“National borders act as barriers to the free movement of money, inhibiting individuals and limiting the potential for global commerce,” says Denizen co-founder and CEO Joaquin Ayuso de Paul.
Like many other opinions in fintech, Denizen says country-specific regulations, currencies and settlement times “effectively halt the free flow of money around the world”.
The account is the first product in a planned (and unspecified) family of Denizen solutions for international banking.
The firm says its account offers a no FX fee, a no bank-owned ATM fee debit card and a mobile app.
Denizen is co-founded by Joaquin Ayuso, the former co-founder and CTO of Tuenti, described as “the Spanish Facebook”. Might have been best to omit that quote based on current events.
Denizen’s initial funding round was provided by BBVA’s New Digital Businesses unit, which is incubating start-ups in its Silicon Valley-based fintech lab.
The account is currently available to expatriates living in Spain and US. The service is set to expand in 2018, with up to ten (unnamed) European Union countries in the second half of the year as well as the UK.
Bored of borderless?
If you’re still with us, the theme of borderless banking is nothing new.

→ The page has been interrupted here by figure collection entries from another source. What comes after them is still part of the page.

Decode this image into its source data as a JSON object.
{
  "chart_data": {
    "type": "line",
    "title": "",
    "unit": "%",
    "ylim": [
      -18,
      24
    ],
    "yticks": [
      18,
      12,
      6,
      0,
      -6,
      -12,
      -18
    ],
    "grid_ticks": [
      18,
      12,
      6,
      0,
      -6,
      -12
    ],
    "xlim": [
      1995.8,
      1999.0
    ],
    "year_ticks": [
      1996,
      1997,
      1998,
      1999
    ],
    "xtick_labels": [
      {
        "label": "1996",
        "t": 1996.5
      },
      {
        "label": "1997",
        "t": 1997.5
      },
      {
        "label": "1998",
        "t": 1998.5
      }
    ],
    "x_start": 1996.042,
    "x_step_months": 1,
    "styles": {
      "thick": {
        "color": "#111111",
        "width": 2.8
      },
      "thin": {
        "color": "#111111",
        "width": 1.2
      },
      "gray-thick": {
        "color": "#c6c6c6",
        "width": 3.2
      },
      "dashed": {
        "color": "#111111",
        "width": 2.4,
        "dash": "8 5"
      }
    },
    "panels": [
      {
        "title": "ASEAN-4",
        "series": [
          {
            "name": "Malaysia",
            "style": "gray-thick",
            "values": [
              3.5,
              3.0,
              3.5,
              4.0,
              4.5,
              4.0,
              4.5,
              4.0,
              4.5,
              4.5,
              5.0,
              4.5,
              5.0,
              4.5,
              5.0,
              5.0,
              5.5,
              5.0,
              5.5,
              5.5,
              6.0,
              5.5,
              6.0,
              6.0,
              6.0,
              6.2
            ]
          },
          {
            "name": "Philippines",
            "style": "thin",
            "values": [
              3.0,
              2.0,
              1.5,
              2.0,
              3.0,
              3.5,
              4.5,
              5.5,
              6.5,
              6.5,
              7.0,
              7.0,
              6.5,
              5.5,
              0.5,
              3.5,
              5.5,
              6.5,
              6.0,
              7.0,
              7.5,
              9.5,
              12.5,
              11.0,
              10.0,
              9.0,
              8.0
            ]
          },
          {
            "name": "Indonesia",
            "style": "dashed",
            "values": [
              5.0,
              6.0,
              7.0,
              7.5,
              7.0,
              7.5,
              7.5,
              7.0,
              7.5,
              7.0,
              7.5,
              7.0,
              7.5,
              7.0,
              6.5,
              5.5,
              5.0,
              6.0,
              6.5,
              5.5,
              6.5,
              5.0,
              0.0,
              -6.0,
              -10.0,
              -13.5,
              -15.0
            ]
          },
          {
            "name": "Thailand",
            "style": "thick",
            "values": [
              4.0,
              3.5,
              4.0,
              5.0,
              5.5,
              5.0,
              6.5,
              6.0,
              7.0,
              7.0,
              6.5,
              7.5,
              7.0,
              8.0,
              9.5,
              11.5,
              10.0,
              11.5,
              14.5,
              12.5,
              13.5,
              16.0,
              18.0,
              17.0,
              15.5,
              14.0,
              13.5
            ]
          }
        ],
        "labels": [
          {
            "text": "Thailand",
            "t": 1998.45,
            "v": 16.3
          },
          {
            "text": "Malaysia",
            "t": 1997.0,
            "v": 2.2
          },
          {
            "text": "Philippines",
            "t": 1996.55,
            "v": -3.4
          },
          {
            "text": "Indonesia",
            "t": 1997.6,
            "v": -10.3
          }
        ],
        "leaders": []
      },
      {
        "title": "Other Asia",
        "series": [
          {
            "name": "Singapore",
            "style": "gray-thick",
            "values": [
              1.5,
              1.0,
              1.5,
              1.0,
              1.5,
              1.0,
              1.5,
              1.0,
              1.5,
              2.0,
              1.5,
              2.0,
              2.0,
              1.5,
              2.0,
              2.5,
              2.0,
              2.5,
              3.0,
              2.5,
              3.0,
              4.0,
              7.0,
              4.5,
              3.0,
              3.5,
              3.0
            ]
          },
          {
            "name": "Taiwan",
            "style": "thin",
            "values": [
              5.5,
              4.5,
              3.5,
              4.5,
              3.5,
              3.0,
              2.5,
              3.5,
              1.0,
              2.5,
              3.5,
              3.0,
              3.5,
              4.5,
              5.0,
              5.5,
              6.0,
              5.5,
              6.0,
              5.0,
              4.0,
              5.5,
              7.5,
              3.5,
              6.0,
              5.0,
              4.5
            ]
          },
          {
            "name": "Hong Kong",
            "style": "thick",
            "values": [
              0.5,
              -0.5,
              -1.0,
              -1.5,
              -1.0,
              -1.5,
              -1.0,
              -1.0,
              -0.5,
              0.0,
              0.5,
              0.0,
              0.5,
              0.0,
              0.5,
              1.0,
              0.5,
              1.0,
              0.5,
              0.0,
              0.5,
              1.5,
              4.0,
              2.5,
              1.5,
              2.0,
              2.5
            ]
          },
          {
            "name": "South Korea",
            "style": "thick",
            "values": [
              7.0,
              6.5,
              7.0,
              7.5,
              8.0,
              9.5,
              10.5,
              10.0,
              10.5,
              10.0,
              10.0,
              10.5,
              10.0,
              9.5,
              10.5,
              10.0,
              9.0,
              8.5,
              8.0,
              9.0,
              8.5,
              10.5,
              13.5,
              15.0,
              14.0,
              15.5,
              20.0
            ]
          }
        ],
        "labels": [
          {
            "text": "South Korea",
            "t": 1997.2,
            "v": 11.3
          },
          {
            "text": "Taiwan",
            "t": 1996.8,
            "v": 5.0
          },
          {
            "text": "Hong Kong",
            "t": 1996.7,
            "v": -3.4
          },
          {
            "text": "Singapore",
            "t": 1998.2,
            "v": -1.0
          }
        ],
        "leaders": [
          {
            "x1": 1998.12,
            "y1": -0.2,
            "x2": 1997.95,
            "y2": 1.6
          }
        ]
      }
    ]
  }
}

In July, a consortium of European private and public sector organisations said they were testing out the use of a citizen’s national digital identity from France to open a bank account in the UK. The group includes HSBC, Barclays and Orange.
A month before that, UK-based payments start-up Revolut unveiled its new business service across Europe for multi-currency accounts, transferring money and corporate cards.
Revolut’s idea is very similar to TransferWise’s one, which In May unveiled its “Borderless” account with the promise that it works like a local bank account in different countries.
There is also a new pan-European banking service launched – Ditto – from Travelex.